Lichtsteiner: "Quanto ho goduto con lo scudetto 2018"... quello perso in albergo da Sarri
L'ex terzino della Juventus ha raccontato anche gli allenamenti con Antonio Conte in panchina e si è soffermato sullo scudetto del 2018.

Stephan Lichtsteiner, ex calciatore di Lazio e Juventus, attraverso l'intervista rilasciata alla Gazzetta dello Sport, ha evidenziato i momenti migliori della sua carriera: "Ho vinto sette campionati e molti trofei, ma ho anche perso tanto: due finali di Champions con la Juve".
"Una di Europa League con l’Arsenal. Lo sport è così. Da giovane coltivavo i miei sogni, ma mi allenavo duramente per realizzarli mentre prendevo il diploma assicurandomi un eventuale impiego in banca, se con il calcio non fosse andata bene. Allenamenti di Conte? Erano massacranti.
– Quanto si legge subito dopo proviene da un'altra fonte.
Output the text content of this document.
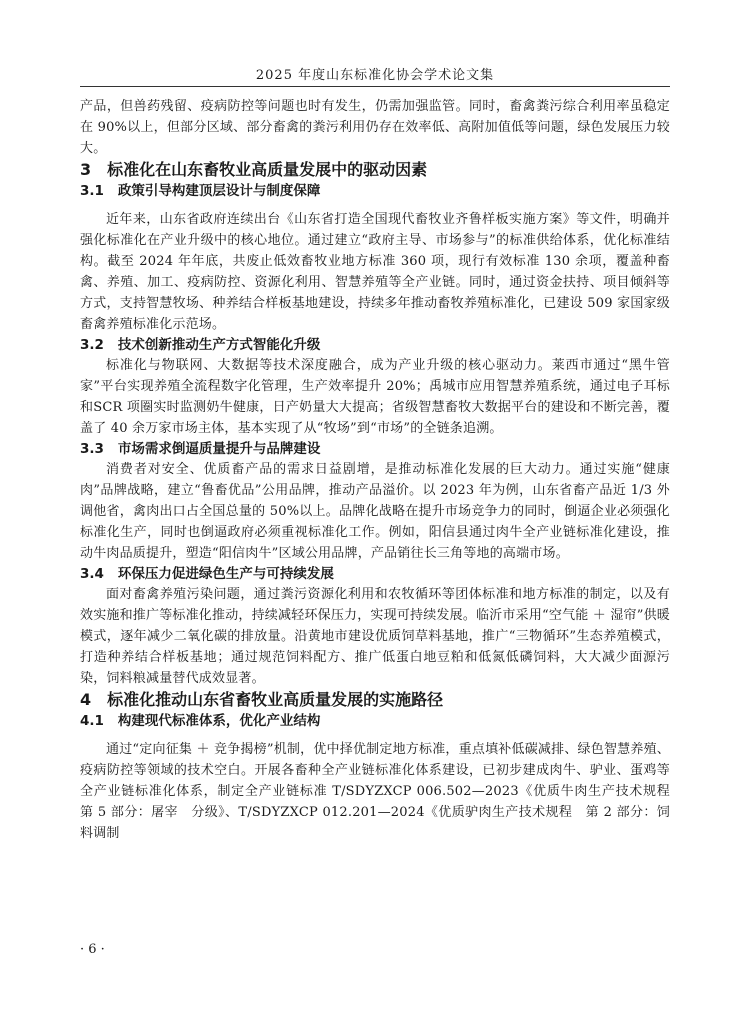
2025 年度山东标准化协会学术论文集

产品，但兽药残留、疫病防控等问题也时有发生，仍需加强监管。同时，畜禽粪污综合利用率虽稳定在 90%以上，但部分区域、部分畜禽的粪污利用仍存在效率低、高附加值低等问题，绿色发展压力较大。

3 标准化在山东畜牧业高质量发展中的驱动因素
3.1 政策引导构建顶层设计与制度保障

近年来，山东省政府连续出台《山东省打造全国现代畜牧业齐鲁样板实施方案》等文件，明确并强化标准化在产业升级中的核心地位。通过建立“政府主导、市场参与”的标准供给体系，优化标准结构。截至 2024 年年底，共废止低效畜牧业地方标准 360 项，现行有效标准 130 余项，覆盖种畜禽、养殖、加工、疫病防控、资源化利用、智慧养殖等全产业链。同时，通过资金扶持、项目倾斜等方式，支持智慧牧场、种养结合样板基地建设，持续多年推动畜牧养殖标准化，已建设 509 家国家级畜禽养殖标准化示范场。

3.2 技术创新推动生产方式智能化升级

标准化与物联网、大数据等技术深度融合，成为产业升级的核心驱动力。莱西市通过“黑牛管家”平台实现养殖全流程数字化管理，生产效率提升 20%；禹城市应用智慧养殖系统，通过电子耳标和SCR 项圈实时监测奶牛健康，日产奶量大大提高；省级智慧畜牧大数据平台的建设和不断完善，覆盖了 40 余万家市场主体，基本实现了从“牧场”到“市场”的全链条追溯。

3.3 市场需求倒逼质量提升与品牌建设

消费者对安全、优质畜产品的需求日益剧增，是推动标准化发展的巨大动力。通过实施“健康肉”品牌战略，建立“鲁畜优品”公用品牌，推动产品溢价。以 2023 年为例，山东省畜产品近 1/3 外调他省，禽肉出口占全国总量的 50%以上。品牌化战略在提升市场竞争力的同时，倒逼企业必须强化标准化生产，同时也倒逼政府必须重视标准化工作。例如，阳信县通过肉牛全产业链标准化建设，推动牛肉品质提升，塑造“阳信肉牛”区域公用品牌，产品销往长三角等地的高端市场。

3.4 环保压力促进绿色生产与可持续发展

面对畜禽养殖污染问题，通过粪污资源化利用和农牧循环等团体标准和地方标准的制定，以及有效实施和推广等标准化推动，持续减轻环保压力，实现可持续发展。临沂市采用“空气能 ＋ 湿帘”供暖模式，逐年减少二氧化碳的排放量。沿黄地市建设优质饲草料基地，推广“三物循环”生态养殖模式，打造种养结合样板基地；通过规范饲料配方、推广低蛋白地豆粕和低氮低磷饲料，大大减少面源污染，饲料粮减量替代成效显著。

4 标准化推动山东省畜牧业高质量发展的实施路径
4.1 构建现代标准体系，优化产业结构

通过“定向征集 ＋ 竞争揭榜”机制，优中择优制定地方标准，重点填补低碳减排、绿色智慧养殖、疫病防控等领域的技术空白。开展各畜种全产业链标准化体系建设，已初步建成肉牛、驴业、蛋鸡等全产业链标准化体系，制定全产业链标准 T/SDYZXCP 006.502—2023《优质牛肉生产技术规程　第 5 部分：屠宰　分级》、T/SDYZXCP 012.201—2024《优质驴肉生产技术规程　第 2 部分：饲料调制

· 6 ·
Però non è quella la cosa che più mi resta nella mente. Conte ti mandava in campo sapendo tutto: cosa avrebbero fatto gli avversari, cosa sarebbe successo, come reagire a ogni situazione tattica".
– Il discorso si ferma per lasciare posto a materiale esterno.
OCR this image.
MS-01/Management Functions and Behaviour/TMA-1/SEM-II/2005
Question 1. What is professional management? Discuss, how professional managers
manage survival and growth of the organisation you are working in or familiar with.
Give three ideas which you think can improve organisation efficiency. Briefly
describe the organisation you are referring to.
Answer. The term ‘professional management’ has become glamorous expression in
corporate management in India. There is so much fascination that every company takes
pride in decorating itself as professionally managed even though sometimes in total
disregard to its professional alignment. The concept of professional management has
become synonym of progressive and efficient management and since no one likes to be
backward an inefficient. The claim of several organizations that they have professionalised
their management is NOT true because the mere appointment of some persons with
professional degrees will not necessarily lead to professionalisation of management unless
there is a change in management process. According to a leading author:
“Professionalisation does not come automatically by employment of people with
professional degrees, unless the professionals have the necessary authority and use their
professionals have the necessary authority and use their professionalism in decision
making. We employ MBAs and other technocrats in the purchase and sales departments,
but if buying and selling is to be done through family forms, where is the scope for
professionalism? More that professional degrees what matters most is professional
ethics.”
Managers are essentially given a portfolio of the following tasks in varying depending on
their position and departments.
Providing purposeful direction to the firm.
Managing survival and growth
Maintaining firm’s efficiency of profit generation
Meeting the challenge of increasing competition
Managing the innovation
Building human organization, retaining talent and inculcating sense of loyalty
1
"Avevamo sempre qualcosa in più. Giocare con la Juve è completamente diverso e Conte te lo faceva capire. Ci diceva sempre che per restare nella storia bisogna vincere".
Chiosa sullo scudetto che si è goduto di più con la maglia bianconera: "L’ultimo scudetto, cioè quello del 2017-18, è stato il più sofferto: noi siamo stati bravi, ma non perfetti e il Napoli ci stava addosso. Me lo sono goduto, anche se sapevo che sarei andato via". Sarebbe il titolo famoso... che il Napoli di Sarri perse in albergo a Firenze.